Hehe. 1 Scoville unit ==> one spritz of water to cool your tongue after eating a pepper. Sweet green peppers are one unit.

That has been generalized. Once they figured out what concentration of capsaicin, the stuff that makes peppers spicy, equals how many Scoville units, they just apply a formula after chemical analysis of the pepper. Nobody is getting their tongue spritzed millions of times after eating a ghost pepper. ;-)
 

pygmalion

Well-Known Member
#37
So there is an objective physical measure of the amount of capsaicin, which may or may not scale linearly with the perception of heat. Right?
 

toothlesstiger

Well-Known Member
#38
Went back and looked it up, to be accurate. I described the way I had first heard about it. From wikipedia: "a measured amount of alcohol extract of the capsaicin oil of the dried pepper is produced, after which a solution of sugar and water is added incrementally until the "heat" is just barely detectable". On this scale, sweet bell peppers, with no capsaicin, measure zero Scoville units.

"pure capsaicin has a Scoville rating of 16,000,000 SHU".

Couldn't find anything on perception of heat, but I'd imagine it goes logarithmically.

Capsaicin causes the same reactions in cells as when they are exposed to heat.
 

pygmalion

Well-Known Member
#40
Thinking about this some more, it makes even more sense. If the Scoville scale objectively measures how much capsaicin there is in a pepper, then that doesn't necessarily mean that everyone is going to react to that capsaicin in the same way.

It's kinda the same way that women have a high tolerance for pain and men are cry-babies. :shock: :lol: Just kidding! Figured I'd slip that in, to see if you're paying attention. :lol: Just because a pepper has 10,000 SHUs (or whatever) doesn't mean that everybody is going to react to those 10,000 SHUs the same way. Some people will think the pepper is blisteringly impossible to eat. Other people will think it's wimp food.

I think part of it can be cultural -- IOW what you're raised eating can determine what you're capable of eating. Kids who are weaned on jalapenos tend to be more tolerant of hot foods, later in life, IM Observation (which could be biased.)

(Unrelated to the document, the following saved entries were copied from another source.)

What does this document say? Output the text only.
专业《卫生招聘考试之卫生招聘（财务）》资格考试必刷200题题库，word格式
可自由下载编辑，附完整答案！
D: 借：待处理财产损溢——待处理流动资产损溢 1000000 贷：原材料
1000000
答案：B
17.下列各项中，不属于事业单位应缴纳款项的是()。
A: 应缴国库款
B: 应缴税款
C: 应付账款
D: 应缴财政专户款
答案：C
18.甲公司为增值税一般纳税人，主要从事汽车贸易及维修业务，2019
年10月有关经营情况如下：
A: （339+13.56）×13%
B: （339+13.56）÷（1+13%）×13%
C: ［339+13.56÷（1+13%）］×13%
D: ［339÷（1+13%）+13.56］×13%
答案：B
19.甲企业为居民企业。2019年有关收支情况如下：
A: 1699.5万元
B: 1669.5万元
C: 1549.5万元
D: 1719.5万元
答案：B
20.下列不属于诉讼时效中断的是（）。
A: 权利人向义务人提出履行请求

But that's not the whole story. I have TWO GFs of Mexican descent who were both raised in houses with really, really hot peppers all over the place, and both of whom describe themselves as "white girls" when it comes to eating the hot stuff. (Their words, not mine.) Neither one likes anything peppery. Too hot for them. I also know, from my own experience, that it is possible to choose to build up a tolerance to hotter foods, over time. I've done that, myself.